# Agility Trial



## Sibe (Nov 21, 2010)

Denali and I had a great weekend! 2 qualifying runs in Open standard, one 1st place and one 2nd place. (AKC trial)

Saturday:
In Jumpers, she would have had a perfect run but she knocked the very first bar (out of view of cam, but you can hear it fall). In looking at the vid again, I think she had plenty of room to get herself over it and wasn't set too close to it. It was an awesome run other than that and VERY difficult start. The first 5 jumps and into the weaves was a big challenge but she did exactly what I wanted her to. The course was exactly the same as the Exellent course, but for the Excellent dogs they had to come out of the weaves and take the backside of the jump, then into the tunnel.

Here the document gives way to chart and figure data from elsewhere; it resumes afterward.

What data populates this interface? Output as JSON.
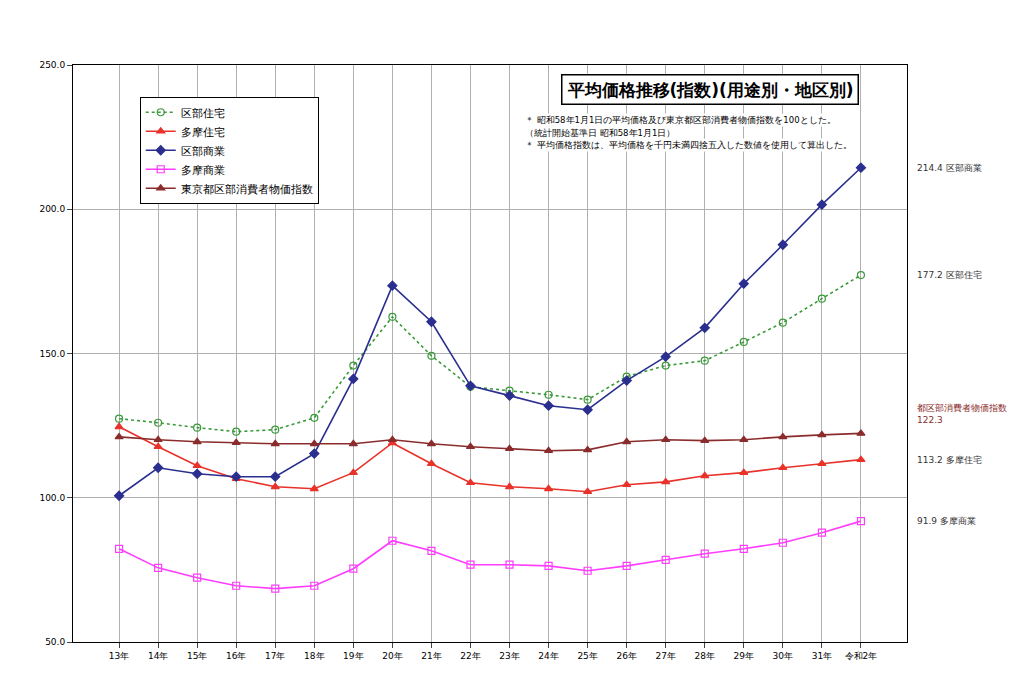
{
  "chart_data": {
    "type": "line",
    "title": "平均価格推移(指数)(用途別・地区別)",
    "notes": [
      "＊ 昭和58年1月1日の平均価格及び東京都区部消費者物価指数を100とした。",
      "（統計開始基準日 昭和58年1月1日）",
      "＊ 平均価格指数は、平均価格を千円未満四捨五入した数値を使用して算出した。"
    ],
    "categories": [
      "13年",
      "14年",
      "15年",
      "16年",
      "17年",
      "18年",
      "19年",
      "20年",
      "21年",
      "22年",
      "23年",
      "24年",
      "25年",
      "26年",
      "27年",
      "28年",
      "29年",
      "30年",
      "31年",
      "令和2年"
    ],
    "series": [
      {
        "name": "区部住宅",
        "color": "#3a9a3a",
        "marker": "circle-open",
        "line_style": "dot",
        "values": [
          127.4,
          126.0,
          124.3,
          122.9,
          123.6,
          127.7,
          145.8,
          162.7,
          149.2,
          138.5,
          137.1,
          135.7,
          134.0,
          142.0,
          145.8,
          147.5,
          154.0,
          160.7,
          169.0,
          177.2
        ]
      },
      {
        "name": "多摩住宅",
        "color": "#e8322a",
        "marker": "triangle-up",
        "line_style": "solid",
        "values": [
          124.6,
          117.7,
          111.1,
          106.6,
          103.8,
          103.1,
          108.7,
          119.0,
          111.8,
          105.2,
          103.8,
          103.1,
          102.1,
          104.5,
          105.5,
          107.6,
          108.7,
          110.4,
          111.8,
          113.2
        ]
      },
      {
        "name": "区部商業",
        "color": "#2a2f8f",
        "marker": "diamond",
        "line_style": "solid",
        "values": [
          100.7,
          110.4,
          108.3,
          107.3,
          107.3,
          115.3,
          141.2,
          173.5,
          161.0,
          138.8,
          135.4,
          131.9,
          130.5,
          140.6,
          148.9,
          158.9,
          174.2,
          187.7,
          201.6,
          214.4
        ]
      },
      {
        "name": "多摩商業",
        "color": "#ff3cff",
        "marker": "square-open",
        "line_style": "solid",
        "values": [
          82.3,
          75.7,
          72.3,
          69.5,
          68.5,
          69.5,
          75.4,
          85.1,
          81.6,
          76.8,
          76.8,
          76.4,
          74.7,
          76.4,
          78.5,
          80.6,
          82.3,
          84.4,
          87.9,
          91.9
        ]
      },
      {
        "name": "東京都区部消費者物価指数",
        "color": "#8b2c2c",
        "marker": "triangle-up",
        "line_style": "solid",
        "values": [
          121.1,
          120.1,
          119.4,
          119.1,
          118.7,
          118.7,
          118.7,
          120.1,
          118.7,
          117.7,
          117.0,
          116.3,
          116.6,
          119.4,
          120.1,
          119.8,
          120.1,
          121.1,
          121.8,
          122.3
        ]
      }
    ],
    "annotations": [
      {
        "series": "区部商業",
        "lines": [
          "214.4 区部商業"
        ]
      },
      {
        "series": "区部住宅",
        "lines": [
          "177.2 区部住宅"
        ]
      },
      {
        "series": "東京都区部消費者物価指数",
        "lines": [
          "都区部消費者物価指数",
          "122.3"
        ]
      },
      {
        "series": "多摩住宅",
        "lines": [
          "113.2 多摩住宅"
        ]
      },
      {
        "series": "多摩商業",
        "lines": [
          "91.9 多摩商業"
        ]
      }
    ],
    "ylim": [
      50,
      250
    ],
    "yticks": [
      {
        "value": 50,
        "label": "50.0"
      },
      {
        "value": 100,
        "label": "100.0"
      },
      {
        "value": 150,
        "label": "150.0"
      },
      {
        "value": 200,
        "label": "200.0"
      },
      {
        "value": 250,
        "label": "250.0"
      }
    ],
    "grid": true,
    "legend": "upper left"
  }
}
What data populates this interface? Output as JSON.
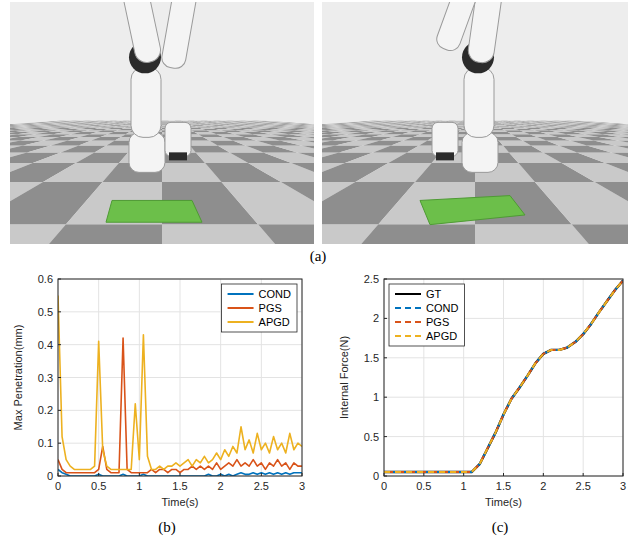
{
  "panel_labels": [
    "(a)",
    "(b)",
    "(c)"
  ],
  "chart_data": [
    {
      "type": "line",
      "x_label": "Time(s)",
      "y_label": "Max Penetration(mm)",
      "xlim": [
        0,
        3
      ],
      "xticks": [
        0,
        0.5,
        1,
        1.5,
        2,
        2.5,
        3
      ],
      "ylim": [
        0,
        0.6
      ],
      "yticks": [
        0,
        0.1,
        0.2,
        0.3,
        0.4,
        0.5,
        0.6
      ],
      "grid": true,
      "legend": "upper right",
      "x": [
        0,
        0.05,
        0.1,
        0.15,
        0.2,
        0.25,
        0.3,
        0.35,
        0.4,
        0.45,
        0.5,
        0.55,
        0.6,
        0.65,
        0.7,
        0.75,
        0.8,
        0.85,
        0.9,
        0.95,
        1,
        1.05,
        1.1,
        1.15,
        1.2,
        1.25,
        1.3,
        1.35,
        1.4,
        1.45,
        1.5,
        1.55,
        1.6,
        1.65,
        1.7,
        1.75,
        1.8,
        1.85,
        1.9,
        1.95,
        2,
        2.05,
        2.1,
        2.15,
        2.2,
        2.25,
        2.3,
        2.35,
        2.4,
        2.45,
        2.5,
        2.55,
        2.6,
        2.65,
        2.7,
        2.75,
        2.8,
        2.85,
        2.9,
        2.95,
        3
      ],
      "series": [
        {
          "name": "COND",
          "color": "#0072bd",
          "line_style": "solid",
          "values": [
            0.02,
            0.01,
            0.005,
            0,
            0,
            0,
            0,
            0,
            0,
            0,
            0.005,
            0,
            0,
            0,
            0,
            0,
            0.005,
            0,
            0,
            0,
            0,
            0.005,
            0,
            0,
            0,
            0,
            0,
            0,
            0,
            0,
            0,
            0,
            0,
            0,
            0,
            0,
            0,
            0.005,
            0,
            0,
            0.005,
            0,
            0.005,
            0,
            0.005,
            0.01,
            0.005,
            0.005,
            0.01,
            0.005,
            0.01,
            0.005,
            0.01,
            0.005,
            0.01,
            0.005,
            0.01,
            0.005,
            0.01,
            0.01,
            0.01
          ]
        },
        {
          "name": "PGS",
          "color": "#d95319",
          "line_style": "solid",
          "values": [
            0.05,
            0.02,
            0.01,
            0.01,
            0.01,
            0.01,
            0.01,
            0.01,
            0.01,
            0.01,
            0.02,
            0.09,
            0.02,
            0.01,
            0.01,
            0.01,
            0.42,
            0.02,
            0.01,
            0.01,
            0.01,
            0.01,
            0.01,
            0.02,
            0.01,
            0.02,
            0.02,
            0.01,
            0.02,
            0.02,
            0.01,
            0.02,
            0.02,
            0.03,
            0.02,
            0.03,
            0.02,
            0.03,
            0.02,
            0.04,
            0.02,
            0.03,
            0.04,
            0.03,
            0.05,
            0.03,
            0.04,
            0.03,
            0.05,
            0.03,
            0.04,
            0.02,
            0.04,
            0.03,
            0.05,
            0.03,
            0.04,
            0.02,
            0.04,
            0.03,
            0.03
          ]
        },
        {
          "name": "APGD",
          "color": "#edb120",
          "line_style": "solid",
          "values": [
            0.55,
            0.12,
            0.05,
            0.03,
            0.02,
            0.02,
            0.02,
            0.02,
            0.02,
            0.03,
            0.41,
            0.08,
            0.03,
            0.02,
            0.02,
            0.02,
            0.02,
            0.02,
            0.02,
            0.22,
            0.05,
            0.43,
            0.06,
            0.02,
            0.02,
            0.03,
            0.02,
            0.03,
            0.03,
            0.04,
            0.03,
            0.04,
            0.05,
            0.03,
            0.05,
            0.04,
            0.06,
            0.04,
            0.05,
            0.07,
            0.05,
            0.08,
            0.06,
            0.09,
            0.07,
            0.15,
            0.08,
            0.11,
            0.07,
            0.13,
            0.08,
            0.1,
            0.07,
            0.12,
            0.08,
            0.1,
            0.07,
            0.13,
            0.08,
            0.1,
            0.09
          ]
        }
      ]
    },
    {
      "type": "line",
      "x_label": "Time(s)",
      "y_label": "Internal Force(N)",
      "xlim": [
        0,
        3
      ],
      "xticks": [
        0,
        0.5,
        1,
        1.5,
        2,
        2.5,
        3
      ],
      "ylim": [
        0,
        2.5
      ],
      "yticks": [
        0,
        0.5,
        1,
        1.5,
        2,
        2.5
      ],
      "grid": true,
      "legend": "upper left",
      "x": [
        0,
        0.1,
        0.2,
        0.3,
        0.4,
        0.5,
        0.6,
        0.7,
        0.8,
        0.9,
        1,
        1.1,
        1.2,
        1.3,
        1.4,
        1.5,
        1.6,
        1.7,
        1.8,
        1.9,
        2,
        2.1,
        2.2,
        2.3,
        2.4,
        2.5,
        2.6,
        2.7,
        2.8,
        2.9,
        3
      ],
      "series": [
        {
          "name": "GT",
          "color": "#000000",
          "line_style": "solid",
          "values": [
            0.05,
            0.05,
            0.05,
            0.05,
            0.05,
            0.05,
            0.05,
            0.05,
            0.05,
            0.05,
            0.05,
            0.05,
            0.15,
            0.35,
            0.55,
            0.78,
            0.98,
            1.12,
            1.27,
            1.43,
            1.55,
            1.6,
            1.6,
            1.63,
            1.7,
            1.8,
            1.93,
            2.08,
            2.22,
            2.36,
            2.48
          ]
        },
        {
          "name": "COND",
          "color": "#0072bd",
          "line_style": "dashed",
          "values": [
            0.05,
            0.05,
            0.05,
            0.05,
            0.05,
            0.05,
            0.05,
            0.05,
            0.05,
            0.05,
            0.05,
            0.05,
            0.15,
            0.35,
            0.55,
            0.78,
            0.98,
            1.12,
            1.27,
            1.43,
            1.55,
            1.6,
            1.6,
            1.63,
            1.7,
            1.8,
            1.93,
            2.08,
            2.22,
            2.36,
            2.48
          ]
        },
        {
          "name": "PGS",
          "color": "#d95319",
          "line_style": "dashed",
          "values": [
            0.05,
            0.05,
            0.05,
            0.05,
            0.05,
            0.05,
            0.05,
            0.05,
            0.05,
            0.05,
            0.05,
            0.05,
            0.15,
            0.35,
            0.55,
            0.78,
            0.98,
            1.12,
            1.27,
            1.43,
            1.55,
            1.6,
            1.6,
            1.63,
            1.7,
            1.8,
            1.93,
            2.08,
            2.22,
            2.36,
            2.48
          ]
        },
        {
          "name": "APGD",
          "color": "#edb120",
          "line_style": "dashed",
          "values": [
            0.05,
            0.05,
            0.05,
            0.05,
            0.05,
            0.05,
            0.05,
            0.05,
            0.05,
            0.05,
            0.05,
            0.05,
            0.15,
            0.35,
            0.55,
            0.78,
            0.98,
            1.12,
            1.27,
            1.43,
            1.55,
            1.6,
            1.6,
            1.63,
            1.7,
            1.8,
            1.93,
            2.08,
            2.22,
            2.36,
            2.48
          ]
        }
      ]
    }
  ]
}
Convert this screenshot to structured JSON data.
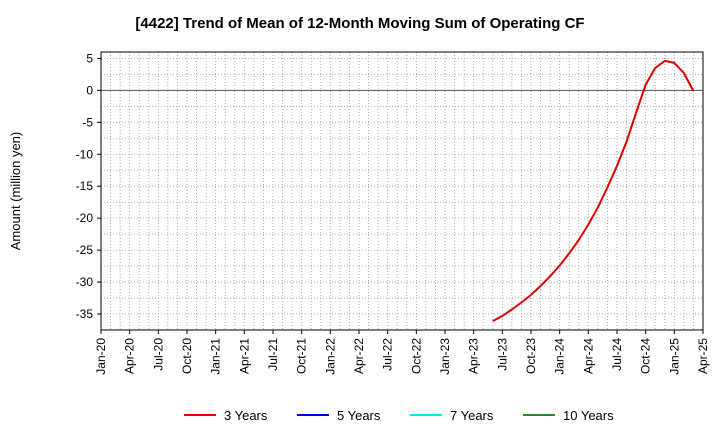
{
  "chart_data": {
    "type": "line",
    "title": "[4422]  Trend of Mean of 12-Month Moving Sum of Operating CF",
    "ylabel": "Amount (million yen)",
    "xlabel": "",
    "ylim": [
      -37.5,
      6
    ],
    "yticks": [
      5,
      0,
      -5,
      -10,
      -15,
      -20,
      -25,
      -30,
      -35
    ],
    "xlim": [
      "2020-01",
      "2025-04"
    ],
    "xticks": [
      "Jan-20",
      "Apr-20",
      "Jul-20",
      "Oct-20",
      "Jan-21",
      "Apr-21",
      "Jul-21",
      "Oct-21",
      "Jan-22",
      "Apr-22",
      "Jul-22",
      "Oct-22",
      "Jan-23",
      "Apr-23",
      "Jul-23",
      "Oct-23",
      "Jan-24",
      "Apr-24",
      "Jul-24",
      "Oct-24",
      "Jan-25",
      "Apr-25"
    ],
    "grid": true,
    "legend_position": "bottom",
    "series": [
      {
        "name": "3 Years",
        "color": "#dd0000",
        "points": [
          [
            "2023-06",
            -36.1
          ],
          [
            "2023-07",
            -35.3
          ],
          [
            "2023-08",
            -34.3
          ],
          [
            "2023-09",
            -33.2
          ],
          [
            "2023-10",
            -32.0
          ],
          [
            "2023-11",
            -30.6
          ],
          [
            "2023-12",
            -29.1
          ],
          [
            "2024-01",
            -27.4
          ],
          [
            "2024-02",
            -25.5
          ],
          [
            "2024-03",
            -23.4
          ],
          [
            "2024-04",
            -21.0
          ],
          [
            "2024-05",
            -18.3
          ],
          [
            "2024-06",
            -15.2
          ],
          [
            "2024-07",
            -11.8
          ],
          [
            "2024-08",
            -8.0
          ],
          [
            "2024-09",
            -3.5
          ],
          [
            "2024-10",
            0.9
          ],
          [
            "2024-11",
            3.5
          ],
          [
            "2024-12",
            4.6
          ],
          [
            "2025-01",
            4.3
          ],
          [
            "2025-02",
            2.7
          ],
          [
            "2025-03",
            -0.1
          ]
        ]
      },
      {
        "name": "5 Years",
        "color": "#0000cc",
        "points": []
      },
      {
        "name": "7 Years",
        "color": "#00e5e5",
        "points": []
      },
      {
        "name": "10 Years",
        "color": "#228b22",
        "points": []
      }
    ]
  }
}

In Standard she had another great run. She qualified and got 1st place!!! You are allowed to have one refusal and one wrong course to still qualify. She should have had 2 refusals for the weaves, but the judge was nice or the recorders didn't see or something because only one was recorded. She had a wrong course going into the tunnel from off the A-frame, she was supposed to go to the far end, (which is why I sent her back through).






Sunday:
Missed the Jumpers Q by only one error again. You can hear someone say "she went anyways" and it threw me off for a second. I thought they hadn't hit the "go" button so I went too soon, or I'd done something wrong, so I lost my focus for a second and didn't pull her to the right soon enough so she took the wrong jump. Ah well, other than that is was perfect!





No video for her Standard run because the batteries died right at the end of the Jumpers run. So of course, she qualified!!!! She got 2nd place! The faster dog was Luna, a beautiful blue merle border collie and one of my husband's favorite dogs to watch. She beat Denali by a nearly 20 seconds, smoking fast! Course was 151 yds, Denali did it in 56 seconds and Luna did it in 37. Go Luna!!! 

Denali now has 2 qualifying runs in Standard, none in Jumpers yet.

Nali waiting impatiently









Kaytu was a little bored having to be crated so much, but everyone loved meeting her.


----------



## Shaina (Oct 28, 2007)

Denali's doing great, congrats!!!


About the 2 refusals in the weaves -- assuming this is AKC and you're in Open, you get three attempts at the weaves. If you miss the first, you get a refusal, but as long as you make it through by the third try, you still only get that one refusal. So they scored it correctly  The third try is a last-chance freebie.


----------



## Sibe (Nov 21, 2010)

Thanks! I was under the impression that they only got one refusal in Open for the weaves. Oh well! Glad to have the Q


----------